I think of this lady sometimes. Perhaps it is because she is Indian. She could be my grandmother. Mostly it is because I’d like to know what her story is. I’d like to understand the lines on her face, the reason for her sorrow and what would make her smile. I would like to know whether she chooses to wear her sari like that or whether her fingers are no longer dextrous enough to manipulate the material while she is dressing. I’m curious about what she chose to do with her life and whether she has any regrets. I’d ask her if she feels at home in this largely white suburban part of London. I’d ask her what home is to her. I would listen to her story, as a voyeur, a psychologist and as a daughter. I’d record her story. Then I’d distil my version of her truth by peppering it with fiction.
How do we decide which stories are worth recording? I see love, hopelessness, joy and betrayal in every face I encounter. We collect our impressions of one another as if they are collages: snapshots of each other’s souls taken from a fleeting conversation, a misunderstood expression, the way we dress or how easily we smile. The knowledge we acquire as we age is often untransferable, lost in translation and given up to the universe when we depart. We love and are surrounded by those who love us in return, yet still we are strangely alone. Even the best communicators cannot impart the web of their thoughts from their own mind to another’s. However connected and accepted we feel, however honest we are, our understanding of another person’s story is filtered through our own perceptions and experiences. There is no plug in and download function. Thankfully.
What this means is that each individual story, in its truest essence, gets lost. This happens all the more if we are too self-centred or busy to ask how other people are really doing, and to listen. I know time is a factor. We can’t listen to everyone or record every story. We can, however, choose to give a few minutes of real attention to those we love. One of my biggest regrets is not speaking enough to my granddad about his experiences of leaving Uganda in the 1972 exodus after Idi Amin kicked out the East-African Asians. Nana was the head of one of many families, which became political refugees overnight and had to build a life from scratch elsewhere. I was in my early twenties when we realised nana did not have much time left, but by then, on his death bed, he was no longer interested in telling his story. He was a wonderful man.

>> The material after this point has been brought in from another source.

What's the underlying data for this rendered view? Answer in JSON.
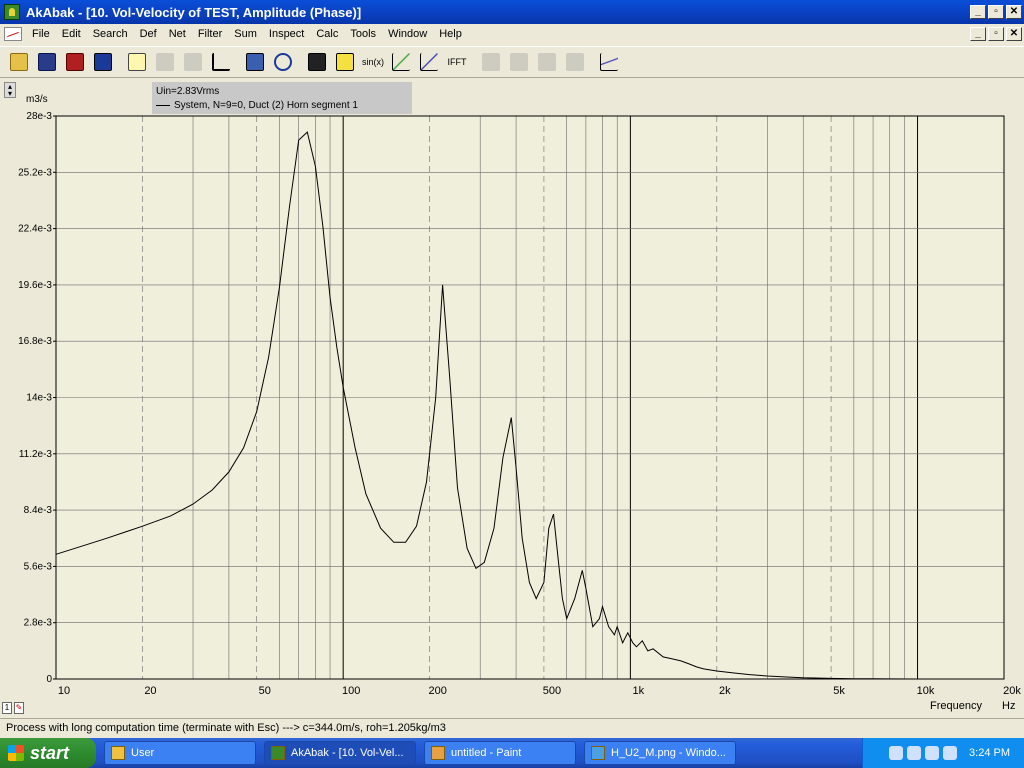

There are stories all around us. We drove across the country to visit friends in the village of Friesthorpe last week. There was a small church, which would have seated perhaps eighty people. Inside the church there was a small pulpit and electric heaters hanging from the ceiling. The pews held oblong tapestry cushions that showed images of special occasions or had been donated in memory of lost loved ones. At the front of the church were an enormous Bible and hand annotated prayer book dating from the 1800s. I leafed through the ageing pages guiltily, surprised the books weren’t behind glass. Afterwards, we took our time wandering through the graveyard outside, reading the worn headstones. One gravestone marked the place where a former church Reverend and his thirteenth daughter, a poet, had been laid to rest. A plaque inside the church revealed that the same family had lost five sons in the Great War. To me it is comforting to walk through a cemetery, reading the names of dead strangers and working out how old they were when they died. The individuality of headstones reflects how different we are in life. The engravings tell a story.
If only inanimate objects could talk. Can you imagine what the paintings on your walls have seen, what the tree at your window could tell you about the lives of the people who previously lived in your house? All the joyful and sordid details of our lives, played out in plain sight but hidden from all once we are gone. So writer, write. Choose your stories wisely. Write the truth of your life and those around you. Don’t hurry. Do your stories justice. But don’t ignore the sense of urgency you feel in your belly either. Every moment you wait to pick up your pen, there are stories fragmenting, spinning out of your reach into the depths of the universe, never to be heard of again.